# suspension?



## 99702 (Jun 18, 2006)

While holidaying in spain last month, we met up with somefull timers.It was our first foriegn trip,so we asked for any tips they had for us, the one that stuck was to fit air bags on the rear suspention,to help with ground clearence .has anyone got the name of a supplier for a diy kit.


----------



## olley (May 1, 2005)

Hi peabug try
>>>truckspring<<<
or
>>>Click<<<
or
>>>click<<<

No nothing about them but a guy on the ARVE site has just fitted them to his 1998 GBM on a P32 chassis. He got them from the first one Truckspring.

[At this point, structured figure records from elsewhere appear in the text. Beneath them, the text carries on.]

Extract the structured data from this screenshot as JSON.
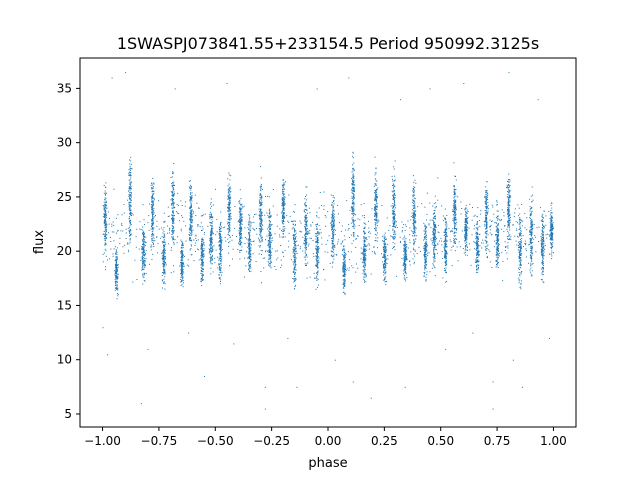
{
  "chart_data": {
    "type": "scatter",
    "title": "1SWASPJ073841.55+233154.5 Period 950992.3125s",
    "xlabel": "phase",
    "ylabel": "flux",
    "xlim": [
      -1.1,
      1.1
    ],
    "ylim": [
      3.8,
      37.8
    ],
    "xticks": [
      -1.0,
      -0.75,
      -0.5,
      -0.25,
      0.0,
      0.25,
      0.5,
      0.75,
      1.0
    ],
    "xtick_labels": [
      "−1.00",
      "−0.75",
      "−0.50",
      "−0.25",
      "0.00",
      "0.25",
      "0.50",
      "0.75",
      "1.00"
    ],
    "yticks": [
      5,
      10,
      15,
      20,
      25,
      30,
      35
    ],
    "ytick_labels": [
      "5",
      "10",
      "15",
      "20",
      "25",
      "30",
      "35"
    ],
    "grid": false,
    "legend": "none",
    "point_color": "#1f77b4",
    "phase_range": [
      -1.0,
      1.0
    ],
    "clusters": [
      {
        "phase": -0.99,
        "center": 23.0,
        "low": 19.5,
        "high": 28.0
      },
      {
        "phase": -0.94,
        "center": 18.0,
        "low": 15.0,
        "high": 21.0
      },
      {
        "phase": -0.88,
        "center": 24.5,
        "low": 18.0,
        "high": 30.5
      },
      {
        "phase": -0.82,
        "center": 20.0,
        "low": 16.5,
        "high": 24.5
      },
      {
        "phase": -0.78,
        "center": 23.5,
        "low": 19.0,
        "high": 29.5
      },
      {
        "phase": -0.73,
        "center": 19.5,
        "low": 16.5,
        "high": 23.5
      },
      {
        "phase": -0.69,
        "center": 24.0,
        "low": 19.0,
        "high": 29.5
      },
      {
        "phase": -0.65,
        "center": 19.0,
        "low": 15.5,
        "high": 22.0
      },
      {
        "phase": -0.61,
        "center": 23.5,
        "low": 19.0,
        "high": 28.5
      },
      {
        "phase": -0.56,
        "center": 19.5,
        "low": 16.5,
        "high": 24.0
      },
      {
        "phase": -0.52,
        "center": 21.5,
        "low": 17.5,
        "high": 26.0
      },
      {
        "phase": -0.48,
        "center": 20.0,
        "low": 17.0,
        "high": 25.5
      },
      {
        "phase": -0.44,
        "center": 24.0,
        "low": 19.0,
        "high": 28.0
      },
      {
        "phase": -0.39,
        "center": 22.5,
        "low": 19.5,
        "high": 27.0
      },
      {
        "phase": -0.35,
        "center": 20.5,
        "low": 18.0,
        "high": 26.0
      },
      {
        "phase": -0.3,
        "center": 23.5,
        "low": 19.5,
        "high": 29.5
      },
      {
        "phase": -0.26,
        "center": 21.0,
        "low": 18.5,
        "high": 27.5
      },
      {
        "phase": -0.2,
        "center": 24.0,
        "low": 19.0,
        "high": 27.5
      },
      {
        "phase": -0.15,
        "center": 20.0,
        "low": 16.5,
        "high": 26.0
      },
      {
        "phase": -0.1,
        "center": 22.0,
        "low": 17.0,
        "high": 27.5
      },
      {
        "phase": -0.05,
        "center": 20.0,
        "low": 16.5,
        "high": 25.5
      },
      {
        "phase": 0.02,
        "center": 22.0,
        "low": 18.0,
        "high": 27.0
      },
      {
        "phase": 0.07,
        "center": 18.5,
        "low": 15.5,
        "high": 22.0
      },
      {
        "phase": 0.11,
        "center": 25.0,
        "low": 18.0,
        "high": 30.5
      },
      {
        "phase": 0.16,
        "center": 20.0,
        "low": 16.5,
        "high": 24.5
      },
      {
        "phase": 0.21,
        "center": 24.0,
        "low": 19.0,
        "high": 29.5
      },
      {
        "phase": 0.25,
        "center": 19.5,
        "low": 16.5,
        "high": 23.5
      },
      {
        "phase": 0.29,
        "center": 24.0,
        "low": 19.0,
        "high": 29.0
      },
      {
        "phase": 0.34,
        "center": 19.5,
        "low": 16.0,
        "high": 22.5
      },
      {
        "phase": 0.38,
        "center": 23.0,
        "low": 19.0,
        "high": 28.5
      },
      {
        "phase": 0.43,
        "center": 20.0,
        "low": 16.5,
        "high": 24.0
      },
      {
        "phase": 0.47,
        "center": 21.5,
        "low": 17.5,
        "high": 26.0
      },
      {
        "phase": 0.52,
        "center": 20.5,
        "low": 17.0,
        "high": 25.5
      },
      {
        "phase": 0.56,
        "center": 24.0,
        "low": 19.5,
        "high": 28.5
      },
      {
        "phase": 0.61,
        "center": 22.0,
        "low": 19.5,
        "high": 26.0
      },
      {
        "phase": 0.66,
        "center": 20.5,
        "low": 18.0,
        "high": 25.5
      },
      {
        "phase": 0.7,
        "center": 23.5,
        "low": 19.5,
        "high": 29.5
      },
      {
        "phase": 0.75,
        "center": 21.0,
        "low": 18.5,
        "high": 27.0
      },
      {
        "phase": 0.8,
        "center": 24.0,
        "low": 19.0,
        "high": 27.5
      },
      {
        "phase": 0.85,
        "center": 20.0,
        "low": 16.5,
        "high": 26.0
      },
      {
        "phase": 0.9,
        "center": 21.5,
        "low": 17.0,
        "high": 27.5
      },
      {
        "phase": 0.95,
        "center": 20.5,
        "low": 16.5,
        "high": 25.5
      },
      {
        "phase": 0.99,
        "center": 22.0,
        "low": 18.5,
        "high": 26.0
      }
    ],
    "outliers": [
      {
        "x": -0.96,
        "y": 36.0
      },
      {
        "x": -0.9,
        "y": 36.5
      },
      {
        "x": -0.83,
        "y": 6.0
      },
      {
        "x": -0.8,
        "y": 11.0
      },
      {
        "x": -0.68,
        "y": 35.0
      },
      {
        "x": -0.62,
        "y": 12.5
      },
      {
        "x": -0.55,
        "y": 8.5
      },
      {
        "x": -0.45,
        "y": 35.5
      },
      {
        "x": -0.42,
        "y": 11.5
      },
      {
        "x": -0.28,
        "y": 5.5
      },
      {
        "x": -0.28,
        "y": 7.5
      },
      {
        "x": -0.18,
        "y": 12.0
      },
      {
        "x": -0.14,
        "y": 7.5
      },
      {
        "x": -0.05,
        "y": 35.0
      },
      {
        "x": 0.03,
        "y": 10.0
      },
      {
        "x": 0.09,
        "y": 36.0
      },
      {
        "x": 0.11,
        "y": 8.0
      },
      {
        "x": 0.19,
        "y": 6.5
      },
      {
        "x": 0.32,
        "y": 34.0
      },
      {
        "x": 0.34,
        "y": 7.5
      },
      {
        "x": 0.45,
        "y": 35.0
      },
      {
        "x": 0.52,
        "y": 11.0
      },
      {
        "x": 0.6,
        "y": 35.5
      },
      {
        "x": 0.64,
        "y": 12.5
      },
      {
        "x": 0.73,
        "y": 5.5
      },
      {
        "x": 0.73,
        "y": 8.0
      },
      {
        "x": 0.8,
        "y": 36.5
      },
      {
        "x": 0.86,
        "y": 7.5
      },
      {
        "x": 0.93,
        "y": 34.0
      },
      {
        "x": 0.98,
        "y": 12.0
      },
      {
        "x": -1.0,
        "y": 13.0
      },
      {
        "x": -0.98,
        "y": 10.5
      },
      {
        "x": 0.82,
        "y": 10.0
      }
    ]
  }
}
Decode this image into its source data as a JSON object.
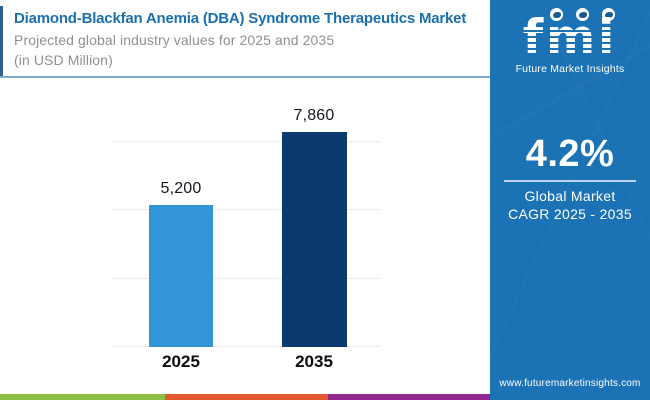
{
  "header": {
    "title": "Diamond-Blackfan Anemia (DBA) Syndrome Therapeutics Market",
    "subtitle_line1": "Projected global industry values for 2025 and 2035",
    "subtitle_line2": "(in USD Million)"
  },
  "chart_data": {
    "type": "bar",
    "categories": [
      "2025",
      "2035"
    ],
    "values": [
      5200,
      7860
    ],
    "value_labels": [
      "5,200",
      "7,860"
    ],
    "series_name": "Projected global industry value (USD Million)",
    "title": "Diamond-Blackfan Anemia (DBA) Syndrome Therapeutics Market",
    "xlabel": "",
    "ylabel": "",
    "unit": "USD Million",
    "ylim": [
      0,
      9580
    ],
    "gridline_values": [
      0,
      2500,
      5000,
      7500
    ],
    "grid": true,
    "legend": false,
    "bar_colors": [
      "#3495d6",
      "#0c3a6e"
    ]
  },
  "sidebar": {
    "logo_word": "fmi",
    "logo_tagline": "Future Market Insights",
    "cagr_value": "4.2%",
    "cagr_label_line1": "Global Market",
    "cagr_label_line2": "CAGR 2025 - 2035",
    "website": "www.futuremarketinsights.com"
  },
  "colors": {
    "title_blue": "#1a70ad",
    "subtitle_gray": "#8f9094",
    "panel_blue": "#1b72b4",
    "bar_2025": "#3495d6",
    "bar_2035": "#0c3a6e",
    "header_divider": "#7ea9ca",
    "footer_stripe_green": "#8abf44",
    "footer_stripe_orange": "#e4592b",
    "footer_stripe_purple": "#94278f"
  }
}
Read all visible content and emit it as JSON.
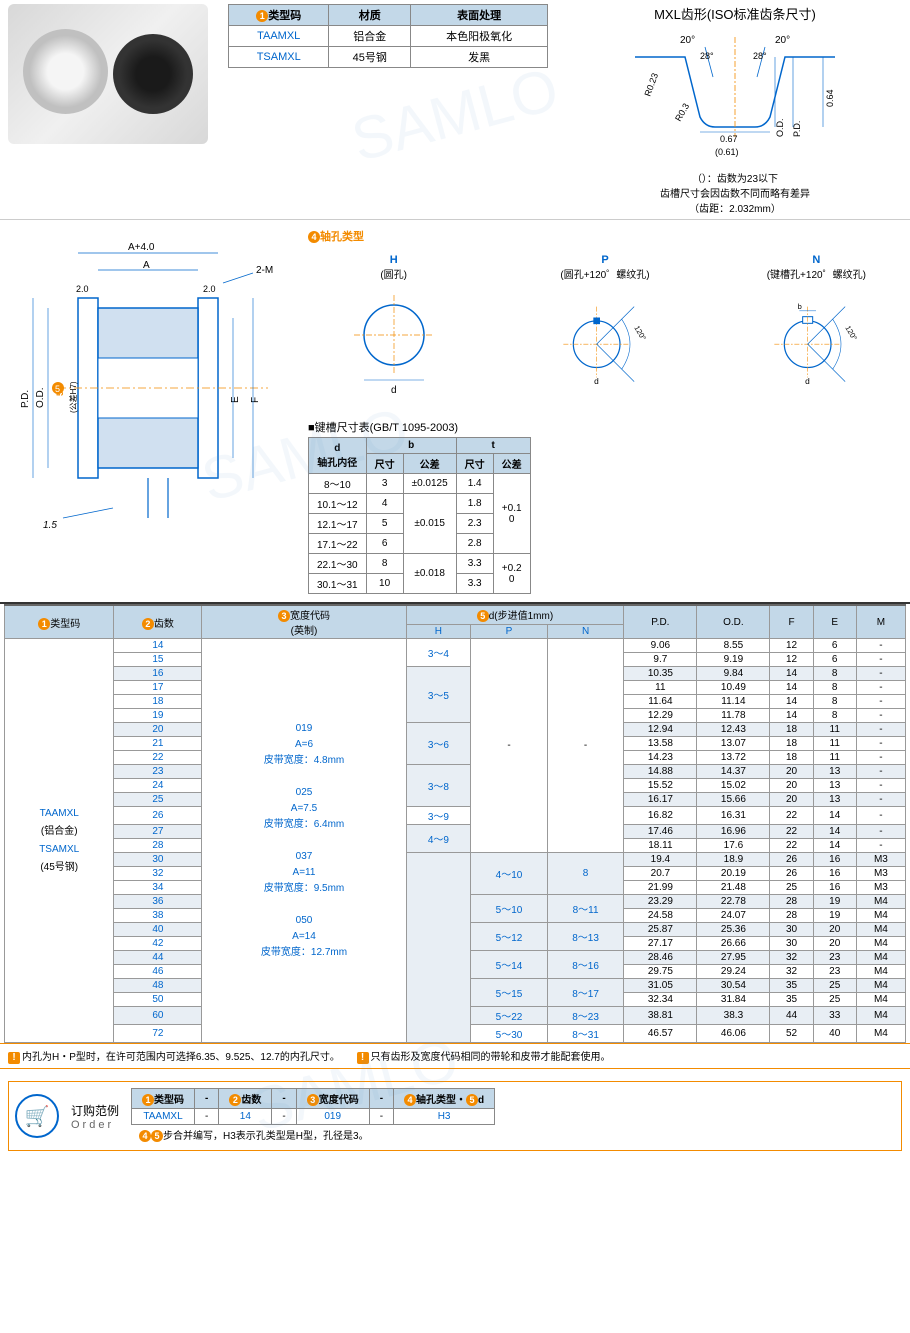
{
  "spec_table": {
    "headers": [
      "类型码",
      "材质",
      "表面处理"
    ],
    "badge": "1",
    "rows": [
      [
        "TAAMXL",
        "铝合金",
        "本色阳极氧化"
      ],
      [
        "TSAMXL",
        "45号钢",
        "发黑"
      ]
    ]
  },
  "mxl": {
    "title": "MXL齿形(ISO标准齿条尺寸)",
    "angles": [
      "20°",
      "20°",
      "28°",
      "28°"
    ],
    "dims": [
      "R0.23",
      "R0.3",
      "0.67",
      "(0.61)",
      "O.D.",
      "P.D.",
      "0.64"
    ],
    "notes": [
      "（）：齿数为23以下",
      "齿槽尺寸会因齿数不同而略有差异",
      "（齿距：2.032mm）"
    ]
  },
  "tech_labels": [
    "A+4.0",
    "A",
    "2.0",
    "2.0",
    "2-M",
    "P.D.",
    "O.D.",
    "d",
    "(公差H7)",
    "E",
    "F",
    "1.5",
    "5"
  ],
  "bore": {
    "title_num": "4",
    "title": "轴孔类型",
    "types": [
      {
        "code": "H",
        "desc": "(圆孔)",
        "label": "d"
      },
      {
        "code": "P",
        "desc": "(圆孔+120゜螺纹孔)",
        "label": "d",
        "angle": "120°"
      },
      {
        "code": "N",
        "desc": "(键槽孔+120゜螺纹孔)",
        "label": "d",
        "angle": "120°",
        "b": "b"
      }
    ]
  },
  "key_table": {
    "title": "■键槽尺寸表(GB/T 1095-2003)",
    "headers": [
      "d\n轴孔内径",
      "b",
      "t"
    ],
    "sub": [
      "尺寸",
      "公差",
      "尺寸",
      "公差"
    ],
    "rows": [
      [
        "8～10",
        "3",
        "±0.0125",
        "1.4",
        ""
      ],
      [
        "10.1～12",
        "4",
        "",
        "1.8",
        "+0.1\n0"
      ],
      [
        "12.1～17",
        "5",
        "±0.015",
        "2.3",
        ""
      ],
      [
        "17.1～22",
        "6",
        "",
        "2.8",
        ""
      ],
      [
        "22.1～30",
        "8",
        "",
        "3.3",
        "+0.2\n0"
      ],
      [
        "30.1～31",
        "10",
        "±0.018",
        "3.3",
        ""
      ]
    ]
  },
  "main_table": {
    "headers": {
      "c1": {
        "num": "1",
        "text": "类型码"
      },
      "c2": {
        "num": "2",
        "text": "齿数"
      },
      "c3": {
        "num": "3",
        "text": "宽度代码",
        "sub": "(英制)"
      },
      "c4": {
        "num": "5",
        "text": "d(步进值1mm)"
      },
      "c4sub": [
        "H",
        "P",
        "N"
      ],
      "rest": [
        "P.D.",
        "O.D.",
        "F",
        "E",
        "M"
      ]
    },
    "type_codes": [
      "TAAMXL",
      "(铝合金)",
      "TSAMXL",
      "(45号钢)"
    ],
    "width_codes": [
      "019",
      "A=6",
      "皮带宽度：4.8mm",
      "",
      "025",
      "A=7.5",
      "皮带宽度：6.4mm",
      "",
      "037",
      "A=11",
      "皮带宽度：9.5mm",
      "",
      "050",
      "A=14",
      "皮带宽度：12.7mm"
    ],
    "rows": [
      {
        "teeth": "14",
        "h": "3～4",
        "p": "",
        "n": "",
        "pd": "9.06",
        "od": "8.55",
        "f": "12",
        "e": "6",
        "m": "-"
      },
      {
        "teeth": "15",
        "h": "",
        "p": "",
        "n": "",
        "pd": "9.7",
        "od": "9.19",
        "f": "12",
        "e": "6",
        "m": "-"
      },
      {
        "teeth": "16",
        "h": "3～5",
        "p": "",
        "n": "",
        "pd": "10.35",
        "od": "9.84",
        "f": "14",
        "e": "8",
        "m": "-",
        "hl": true
      },
      {
        "teeth": "17",
        "h": "",
        "p": "",
        "n": "",
        "pd": "11",
        "od": "10.49",
        "f": "14",
        "e": "8",
        "m": "-"
      },
      {
        "teeth": "18",
        "h": "",
        "p": "",
        "n": "",
        "pd": "11.64",
        "od": "11.14",
        "f": "14",
        "e": "8",
        "m": "-"
      },
      {
        "teeth": "19",
        "h": "",
        "p": "",
        "n": "",
        "pd": "12.29",
        "od": "11.78",
        "f": "14",
        "e": "8",
        "m": "-"
      },
      {
        "teeth": "20",
        "h": "3～6",
        "p": "",
        "n": "",
        "pd": "12.94",
        "od": "12.43",
        "f": "18",
        "e": "11",
        "m": "-",
        "hl": true
      },
      {
        "teeth": "21",
        "h": "",
        "p": "-",
        "n": "-",
        "pd": "13.58",
        "od": "13.07",
        "f": "18",
        "e": "11",
        "m": "-"
      },
      {
        "teeth": "22",
        "h": "",
        "p": "",
        "n": "",
        "pd": "14.23",
        "od": "13.72",
        "f": "18",
        "e": "11",
        "m": "-"
      },
      {
        "teeth": "23",
        "h": "3～8",
        "p": "",
        "n": "",
        "pd": "14.88",
        "od": "14.37",
        "f": "20",
        "e": "13",
        "m": "-",
        "hl": true
      },
      {
        "teeth": "24",
        "h": "",
        "p": "",
        "n": "",
        "pd": "15.52",
        "od": "15.02",
        "f": "20",
        "e": "13",
        "m": "-"
      },
      {
        "teeth": "25",
        "h": "",
        "p": "",
        "n": "",
        "pd": "16.17",
        "od": "15.66",
        "f": "20",
        "e": "13",
        "m": "-",
        "hl": true
      },
      {
        "teeth": "26",
        "h": "3～9",
        "p": "",
        "n": "",
        "pd": "16.82",
        "od": "16.31",
        "f": "22",
        "e": "14",
        "m": "-"
      },
      {
        "teeth": "27",
        "h": "4～9",
        "p": "",
        "n": "",
        "pd": "17.46",
        "od": "16.96",
        "f": "22",
        "e": "14",
        "m": "-",
        "hl": true
      },
      {
        "teeth": "28",
        "h": "",
        "p": "",
        "n": "",
        "pd": "18.11",
        "od": "17.6",
        "f": "22",
        "e": "14",
        "m": "-"
      },
      {
        "teeth": "30",
        "h": "",
        "p": "4～10",
        "n": "8",
        "pd": "19.4",
        "od": "18.9",
        "f": "26",
        "e": "16",
        "m": "M3",
        "hl": true
      },
      {
        "teeth": "32",
        "h": "",
        "p": "",
        "n": "",
        "pd": "20.7",
        "od": "20.19",
        "f": "26",
        "e": "16",
        "m": "M3"
      },
      {
        "teeth": "34",
        "h": "",
        "p": "",
        "n": "",
        "pd": "21.99",
        "od": "21.48",
        "f": "25",
        "e": "16",
        "m": "M3"
      },
      {
        "teeth": "36",
        "h": "",
        "p": "5～10",
        "n": "8～11",
        "pd": "23.29",
        "od": "22.78",
        "f": "28",
        "e": "19",
        "m": "M4",
        "hl": true
      },
      {
        "teeth": "38",
        "h": "",
        "p": "",
        "n": "",
        "pd": "24.58",
        "od": "24.07",
        "f": "28",
        "e": "19",
        "m": "M4"
      },
      {
        "teeth": "40",
        "h": "",
        "p": "5～12",
        "n": "8～13",
        "pd": "25.87",
        "od": "25.36",
        "f": "30",
        "e": "20",
        "m": "M4",
        "hl": true
      },
      {
        "teeth": "42",
        "h": "",
        "p": "",
        "n": "",
        "pd": "27.17",
        "od": "26.66",
        "f": "30",
        "e": "20",
        "m": "M4"
      },
      {
        "teeth": "44",
        "h": "",
        "p": "5～14",
        "n": "8～16",
        "pd": "28.46",
        "od": "27.95",
        "f": "32",
        "e": "23",
        "m": "M4",
        "hl": true
      },
      {
        "teeth": "46",
        "h": "",
        "p": "",
        "n": "",
        "pd": "29.75",
        "od": "29.24",
        "f": "32",
        "e": "23",
        "m": "M4"
      },
      {
        "teeth": "48",
        "h": "",
        "p": "5～15",
        "n": "8～17",
        "pd": "31.05",
        "od": "30.54",
        "f": "35",
        "e": "25",
        "m": "M4",
        "hl": true
      },
      {
        "teeth": "50",
        "h": "",
        "p": "",
        "n": "",
        "pd": "32.34",
        "od": "31.84",
        "f": "35",
        "e": "25",
        "m": "M4"
      },
      {
        "teeth": "60",
        "h": "",
        "p": "5～22",
        "n": "8～23",
        "pd": "38.81",
        "od": "38.3",
        "f": "44",
        "e": "33",
        "m": "M4",
        "hl": true
      },
      {
        "teeth": "72",
        "h": "",
        "p": "5～30",
        "n": "8～31",
        "pd": "46.57",
        "od": "46.06",
        "f": "52",
        "e": "40",
        "m": "M4"
      }
    ]
  },
  "notes": {
    "n1": "内孔为H・P型时，在许可范围内可选择6.35、9.525、12.7的内孔尺寸。",
    "n2": "只有齿形及宽度代码相同的带轮和皮带才能配套使用。"
  },
  "order": {
    "label": "订购范例",
    "label_en": "Order",
    "headers": [
      {
        "n": "1",
        "t": "类型码"
      },
      {
        "n": "2",
        "t": "齿数"
      },
      {
        "n": "3",
        "t": "宽度代码"
      },
      {
        "n": "4",
        "t": "轴孔类型・",
        "n2": "5",
        "t2": "d"
      }
    ],
    "sep": "-",
    "row": [
      "TAAMXL",
      "14",
      "019",
      "H3"
    ],
    "foot_nums": [
      "4",
      "5"
    ],
    "foot": "步合并编写，H3表示孔类型是H型，孔径是3。"
  },
  "colors": {
    "header_bg": "#c3d8e8",
    "orange": "#f38b00",
    "blue": "#0066cc",
    "border": "#888888"
  }
}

If you have jacks you have to be careful once their fitted, as you can damage them by stretching them, as the frame goes up and the axle stays where it is.

Olley


----------



## LC1962 (Oct 6, 2005)

olley said:


> Hi peabug try
> >>>truckspring<<<
> or
> >>>Click<<<
> ...


Wonder what they cost to ship to the UK? :wink:


----------



## olley (May 1, 2005)

Hi Linda, I believe it was under £300 for the GBM according to the poster, thats for the parts, shipping and tax.

olley


----------



## LC1962 (Oct 6, 2005)

Hi Olley
UNDER £300 for a rear kit,,,shipped, tax & duties paid? sounds very reasonable.
Regards
Linda


----------



## 98547 (Apr 8, 2006)

Hello to you all. Why not try Duncan at www.starspangledspanner.co.uk for a good price on Air bags he seems to have, or can get, most things.John


----------



## 99702 (Jun 18, 2006)

thanks for all your help, going to try suggested people, while i am here has anyone tried re- doing their roof covering ?(rubber gulfstream) thats the roof not the vehicle.


----------



## LC1962 (Oct 6, 2005)

How bad is the roof Peabug?
To replace the entire membrane is a costly and time consuming process - not impossible but not for the faint hearted. 
There are products available to repair and re-finish. Email me direct if you require any advice.
Regards
Linda


----------